Le calendrier ne doit rien au hasard. En pleine crise du pouvoir d'achat et alors qu'une nouvelle mandature commence, la proposition de loi communiste présentée mardi en vue d'une « Sécurité sociale solidaire, avec la suppression des barrières financières d'accès aux soins et le remboursement intégral des dépenses de santé » se veut un « un appel à revisiter les choses », résume sobrement la sénatrice communiste du Val-de-Marne, Laurence Cohen.
Cette proposition de loi (PPL) vise « une prise en charge à 100 % des dépenses de santé » par l'Assurance-maladie et, au passage, la fin des dépassements d'honoraires et des franchises médicales. Portée par les sénateurs du groupe communiste, républicain, citoyen et écologiste (CRCE), cette réforme « choc », qui n'a guère de chance de voir le jour, entend au moins « ouvrir le débat » sur un système de santé en très grande difficulté.
Déjà médiatisé par le candidat communiste à la présidentielle Fabien Roussel, le « 100 % Sécu » fait partie des mesures portées par la coalition de gauche (Nupes). Les sénateurs du groupe CRCE souhaitent ainsi « renforcer » la Sécu, dans un contexte sanitaire qui « a révélé les difficultés de notre système de santé et en même temps une grande résistance de notre protection sociale », explique Laurence Cohen.
Renoncement aux soins
La proposition de loi décline en plusieurs articles un projet de Sécu « rénovée du XXIe siècle » : la prise en charge à 100 % par la Sécu de « tout acte prescrit » ; la suppression des dépassements d'honoraires ; l'abrogation des franchises médicales, du forfait hospitalier, du forfait patient urgences (FPU) et du ticket modérateur.
« Les dépassements d'honoraires constituent une cause de renoncement aux soins pour nombre de nos concitoyennes et concitoyens, alors même qu'en 2020, 67 % des spécialistes se sont installés en secteur II, déplorent les sénateurs dans leur argumentaire. Les dépassements d'honoraires n'ont jamais été aussi élevés qu'en 2021 avec près de 3,5 milliards euros déboursés par les assurés sociaux ».
Le texte propose également que l’aide médicale d'État (AME), qui bénéfice aux étrangers en situation irrégulière, soit complètement intégrée au régime général obligatoire d'Assurance-maladie.
Le levier des cotisations patronales
De surcroît, avec cette réforme visant un remboursement Sécu intégral, les activités des mutuelles complémentaires seraient réorientées vers la « prévention et la promotion de la santé », le développement de centres de santé ou encore la gestion des établissements médico-sociaux.

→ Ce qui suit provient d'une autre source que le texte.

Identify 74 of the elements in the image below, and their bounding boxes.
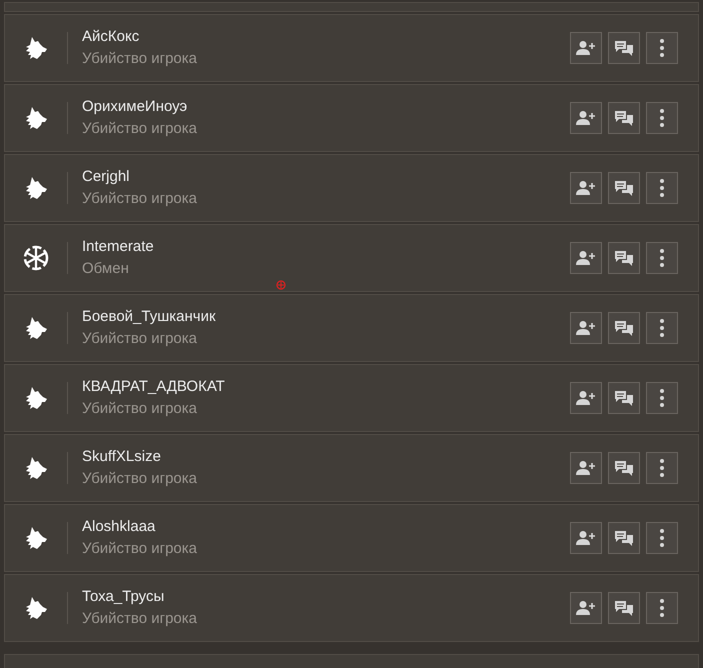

Un tel chantier coûterait jusqu'à 24,5 milliards d'euros par an aux finances publiques, sur la base de données du Haut Conseil pour l'avenir de l'Assurance-maladie (Hcaam), précise Laurence Cohen. Les sénateurs proposent de financer cette réforme « via le rétablissement des cotisations patronales à la branche maladie ». « De nouvelles recettes » qui, pour les sénateurs, passent par « le rétablissement de 6 points » de cotisations patronales exonérées au titre du CICE (crédit d'impôt compétitivité et emploi), permettant « de dégager 22 milliards d'euros ».
Gisement d'économies ?
Mais les parlementaires font valoir également que ce « 100 % Sécu » pourrait procurer des économies « directes ou indirectes », comme la disparition des aides à l'acquisition des complémentaires santé et l'amélioration des soins « en amont » qui éviterait des pathologies aggravées donc plus coûteuses.
Pour Laurence Cohen, ce texte, véritable marqueur de gauche, fait partie des propositions de loi « prioritaires » du groupe. En l'absence de visibilité sur le calendrier parlementaire, son inscription à l'ordre du jour du Sénat, dans le cadre d'une « niche » réservée au CRCE, reste pour l'instant en suspens.